Booths has reported a dip in pre-tax profit as it heads for a record 12 months of new store openings.
The Preston-based food and wine retailer recorded a fall in pre-tax profit to £1.63m in the year to the end of March 2015, compared to £3.94m the year before. Sales were flat at £280.7m from £282.m in 2014.
Booths described the results as “solid…against the backdrop of a tumultuous grocery market.”
A spokesman added that sales were “held back by food deflation and a highly competitive retail market.”
In December 2014, Booths opened a new store in Barrowford, Lancashire, and by the end of 2015 will have opened a further four stores, marking the largest expansion programme in the group’s history. The new stores in the current financial year are Hale Barns, Burscough, St Anne’s and Poulton.
Next financial year, no new store openings are planned but existing stores will be refurbished.
Booths also made significant financial investments in a “Fair Milk” scheme in May 2014, vowing to pay the highest farm gate price in the market to farmers supplying Booths. All own label milk was rebranded as “Fair Milk”, and the scheme was praised by the farming industry and MPs in Westminster.
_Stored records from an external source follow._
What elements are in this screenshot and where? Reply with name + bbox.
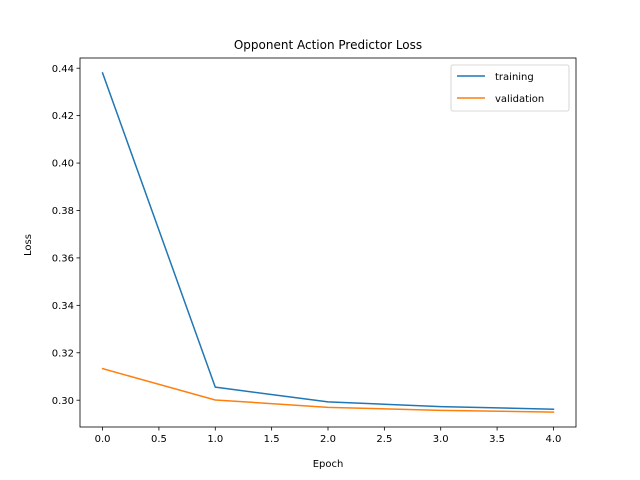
x-axis-label: Epoch (313, 459, 344, 470)
legend-label-validation: validation (495, 94, 544, 105)
x-tick-label: 3.5 (489, 434, 505, 445)
y-tick-label: 0.32 (52, 348, 74, 359)
x-tick-label: 3.0 (433, 434, 449, 445)
y-tick-label: 0.30 (52, 396, 74, 407)
y-tick-label: 0.42 (52, 111, 74, 122)
x-tick-label: 1.0 (207, 434, 223, 445)
y-tick-label: 0.40 (52, 159, 74, 170)
plot-area: 0.0 0.5 1.0 1.5 2.0 2.5 3.0 3.5 4.0 0.30 0.32 0.34 0… (52, 57, 577, 445)
y-tick-label: 0.44 (52, 64, 74, 75)
x-tick-label: 1.5 (264, 434, 280, 445)
x-tick-label: 2.5 (376, 434, 392, 445)
y-tick-label: 0.38 (52, 206, 74, 217)
y-tick-label: 0.34 (52, 301, 74, 312)
y-axis-label: Loss (23, 234, 34, 256)
series-line-validation (101, 367, 555, 413)
chart-title: Opponent Action Predictor Loss (234, 38, 422, 52)
x-tick-label: 0.5 (151, 434, 167, 445)
x-tick-label: 4.0 (546, 434, 562, 445)
series-line-training (101, 71, 555, 410)
legend-label-training: training (495, 72, 534, 83)
x-tick-label: 0.0 (95, 434, 111, 445)
x-tick-label: 2.0 (320, 434, 336, 445)
y-tick-label: 0.36 (52, 254, 74, 265)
The retailer is looking to further the “Fair Milk” scheme to wider dairy markets such as cream and cheese, strengthening support for farmers and producers they see as key to their business.
Chris Dee, chief executive, said: “In a highly charged retail market Booths has stayed true to their roots by undertaking fair practice with suppliers. Our suppliers are vital to the continued success of Booths and we remain committed to supporting small scale artisan producers and farmers. Because our stores are often located in rural areas, our farmers are often our customers as well as suppliers and supporting them in challenging times is part of the Booths DNA.
“Longevity in business requires investment in strong relationships with suppliers and new markets. With the addition of 5 new stores to Booths estate, an exceptional “Great Northern Christmas” offer, available nationwide, and a significantly increased own label range, Booths can look forward to a bright future.
“Selling top quality produce served by first class assistants was the aim of the first Edwin Booth; that 1847 formula still works for us in increasingly competitive markets. I have every confidence that our value, quality, provenance and service will sustain Booths in the current retail climate.”